What were the circumstances that led to Caravaggio fatally stabbing the pimp Ranuccio Tomassoni in a duel on May 28 1606? Numerous theories abound but one thing is certain: a bitter enmity had been building between the men. Tomassoni had been the pimp who controlled Caravaggio’s favourite courtesan, Fillide. From the outset, Tomassoni would have been dismayed to discover their association: a mere painter was hardly a desirable client for Tomassoni s most beautiful courtesan. There is even evidence to suggest that Caravaggio might have encroached on Tomassoni’s territory by becoming a part-time pimp himself. Caravaggio needed models, so rather than be at the mercy of pimps, why not secure his own whores?

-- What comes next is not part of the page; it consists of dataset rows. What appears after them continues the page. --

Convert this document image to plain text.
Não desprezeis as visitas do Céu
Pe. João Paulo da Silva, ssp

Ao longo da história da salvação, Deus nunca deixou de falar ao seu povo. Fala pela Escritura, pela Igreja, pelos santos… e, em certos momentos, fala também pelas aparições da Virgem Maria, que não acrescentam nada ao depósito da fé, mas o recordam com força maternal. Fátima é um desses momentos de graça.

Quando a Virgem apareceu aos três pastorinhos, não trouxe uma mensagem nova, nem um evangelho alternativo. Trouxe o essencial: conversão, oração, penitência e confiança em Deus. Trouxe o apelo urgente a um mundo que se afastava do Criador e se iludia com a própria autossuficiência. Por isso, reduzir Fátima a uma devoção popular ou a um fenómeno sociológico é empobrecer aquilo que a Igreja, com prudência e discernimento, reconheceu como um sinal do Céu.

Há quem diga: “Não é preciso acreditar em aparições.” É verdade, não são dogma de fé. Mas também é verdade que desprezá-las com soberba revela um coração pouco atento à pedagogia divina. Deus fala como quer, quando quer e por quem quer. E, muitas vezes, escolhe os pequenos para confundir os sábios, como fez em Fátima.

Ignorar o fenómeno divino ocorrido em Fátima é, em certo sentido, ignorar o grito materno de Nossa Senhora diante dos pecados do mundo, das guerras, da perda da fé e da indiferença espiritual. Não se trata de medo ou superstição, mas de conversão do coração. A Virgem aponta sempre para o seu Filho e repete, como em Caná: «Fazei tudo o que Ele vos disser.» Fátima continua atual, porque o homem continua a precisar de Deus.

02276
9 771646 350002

One other detail suggests that the cause of the fight may have been some kind of sexual insult. Tomassoni bled to death from the femoral artery. Caravaggio had struck him a low blow, aiming perhaps at the groin and missing by just a fraction. Wounds were meaningful. A cut to the face was a sfregio, but it was by no means the only form of symbolic, premeditated injury that Italians inflicted upon their enemies. It is possible that Caravaggio was not trying to kill Tomassoni, but attempting to make mincemeat of his testicles with a sword.
This time, retribution was swift: Caravaggio was condemned as a murderer and made subject to a bando capitale, a ‘capital sentence*.This meant that anyone in the papal states had the right to kill him with impunity; indeed there was a bounty for anyone who did so. To claim the reward, it would not be necessary to produce the painter’s body. His severed head would suffice.

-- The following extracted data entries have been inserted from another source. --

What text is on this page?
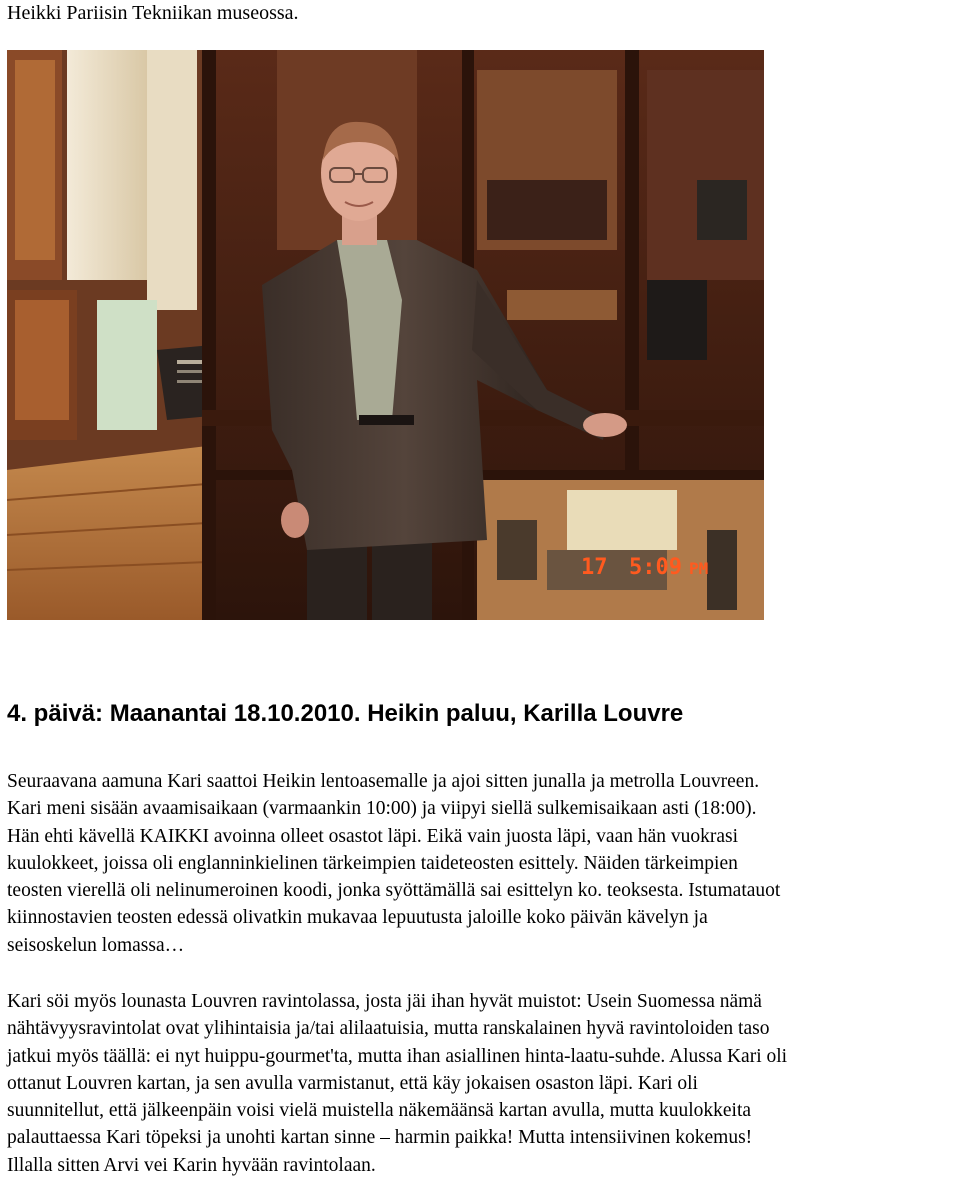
Heikki Pariisin Tekniikan museossa.
17 5:09 PM
4. päivä: Maanantai 18.10.2010. Heikin paluu, Karilla Louvre

Seuraavana aamuna Kari saattoi Heikin lentoasemalle ja ajoi sitten junalla ja metrolla Louvreen.
Kari meni sisään avaamisaikaan (varmaankin 10:00) ja viipyi siellä sulkemisaikaan asti (18:00).
Hän ehti kävellä KAIKKI avoinna olleet osastot läpi. Eikä vain juosta läpi, vaan hän vuokrasi
kuulokkeet, joissa oli englanninkielinen tärkeimpien taideteosten esittely. Näiden tärkeimpien
teosten vierellä oli nelinumeroinen koodi, jonka syöttämällä sai esittelyn ko. teoksesta. Istumatauot
kiinnostavien teosten edessä olivatkin mukavaa lepuutusta jaloille koko päivän kävelyn ja
seisoskelun lomassa…

Kari söi myös lounasta Louvren ravintolassa, josta jäi ihan hyvät muistot: Usein Suomessa nämä
nähtävyysravintolat ovat ylihintaisia ja/tai alilaatuisia, mutta ranskalainen hyvä ravintoloiden taso
jatkui myös täällä: ei nyt huippu-gourmet'ta, mutta ihan asiallinen hinta-laatu-suhde. Alussa Kari oli
ottanut Louvren kartan, ja sen avulla varmistanut, että käy jokaisen osaston läpi. Kari oli
suunnitellut, että jälkeenpäin voisi vielä muistella näkemäänsä kartan avulla, mutta kuulokkeita
palauttaessa Kari töpeksi ja unohti kartan sinne – harmin paikka! Mutta intensiivinen kokemus!
Illalla sitten Arvi vei Karin hyvään ravintolaan.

Badly wounded himself, the painter had no choice but to flee Rome. Yet his yean in exile would be no less eventful or dramatic. Caravaggio first fled to Malta, where he joined the prestigious order of the Knights of St John, before clashing with one of their most illustrious members and finding yet another death sentence upon his head. On the run, once again, Caravaggio escaped to Naples, where, on the brink of securing a papal pardon for the murder of Tomassoni, he made an ill-advised visit to a seedy Neapolitan tavern. Here, his life of violence finally caught up with him. This time it was Caravaggio who was the victim of a ‘hit’ by a group of armed men who were almost certainly sent by Fra Giovanni Rodomonte Roero, the ‘noble Knight’ he had argued with in Malta.
Caravaggio was badly cut on the face, which in the honour code of the day was an injury to avenge an insult to reputation. He would never recover, and it was almost certainly these injuries that would leave him so weakened as, in the summer of 1610, he made his way back to his beloved Rome after finally receiving confirmation of his pardon.

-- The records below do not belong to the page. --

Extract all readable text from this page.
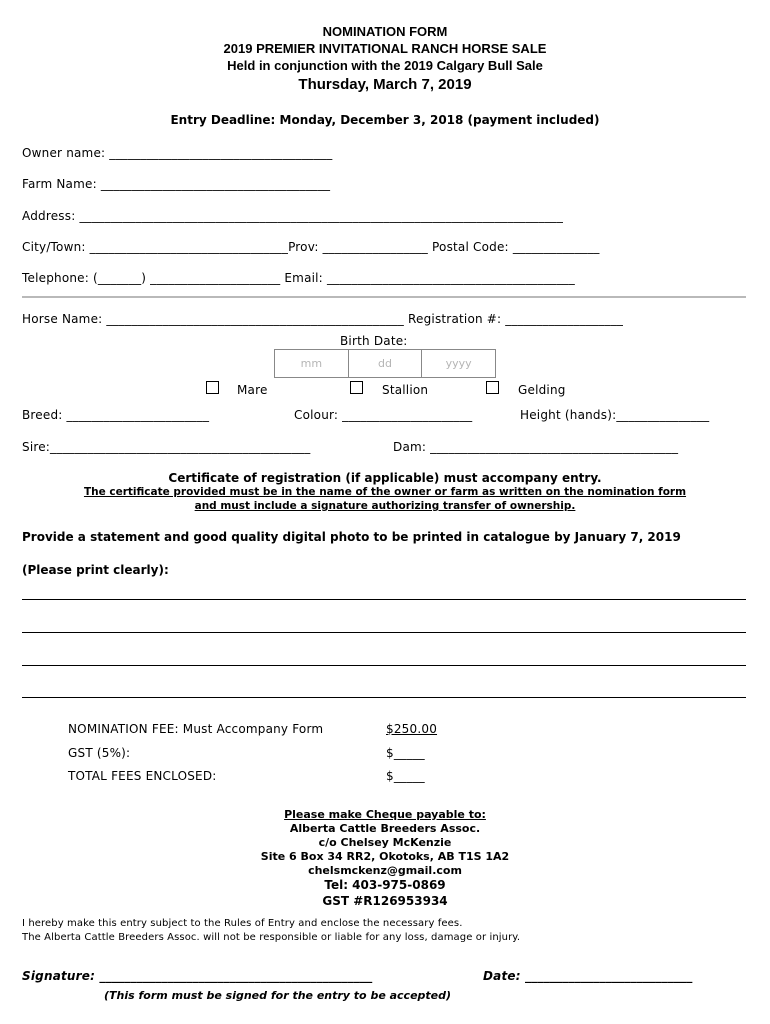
NOMINATION FORM
2019 PREMIER INVITATIONAL RANCH HORSE SALE
Held in conjunction with the 2019 Calgary Bull Sale
Thursday, March 7, 2019
Entry Deadline: Monday, December 3, 2018 (payment included)
Owner name: ____________________________________
Farm Name: _____________________________________
Address: ______________________________________________________________________________
City/Town: ________________________________Prov: _________________ Postal Code: ______________
Telephone: (_______) _____________________ Email: ________________________________________
Horse Name: ________________________________________________ Registration #: ___________________
Birth Date:
mm	dd	yyyy
Mare	Stallion	Gelding
Breed: _______________________	Colour: _____________________	Height (hands):_______________
Sire:__________________________________________	Dam: ________________________________________
Certificate of registration (if applicable) must accompany entry.
The certificate provided must be in the name of the owner or farm as written on the nomination form
and must include a signature authorizing transfer of ownership.
Provide a statement and good quality digital photo to be printed in catalogue by January 7, 2019
(Please print clearly):
NOMINATION FEE: Must Accompany Form	$250.00
GST (5%):	$_____
TOTAL FEES ENCLOSED:	$_____
Please make Cheque payable to:
Alberta Cattle Breeders Assoc.
c/o Chelsey McKenzie
Site 6 Box 34 RR2, Okotoks, AB T1S 1A2
chelsmckenz@gmail.com
Tel: 403-975-0869
GST #R126953934
I hereby make this entry subject to the Rules of Entry and enclose the necessary fees.
The Alberta Cattle Breeders Assoc. will not be responsible or liable for any loss, damage or injury.
Signature: ____________________________________________	Date: ___________________________
(This form must be signed for the entry to be accepted)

The artist was travelling by boat, with three of his unsold paintings, all of which were intended for Scipione Borghese, a papal nephew who was fond of the artist and had commissioned him before. With Caravaggio was a trusted skipper, Alessandro Caramano. It was this humble boatman who would be the source of the artist’s final movements. After docking at Palo, he told authorities, a misunderstanding with the captain had resulted in Caravaggio being jailed. The boat continued to Porto Ercole, where, presumably, Caravaggio attempted to make his way in a desperate attempt to recover his paintings. The stress of his arrest, and the frantic ride to Porto Ercole in the heat of July, was more than a man in his condition could take. Heat exhaustion, or a heart attack, may have been what finally killed him.
Caravaggio had lived much of his life surrounded by poor and ordinary people. He painted for them and from their perspective. In the end he died and was buried among them, in an unmarked grave. He was 38 years old.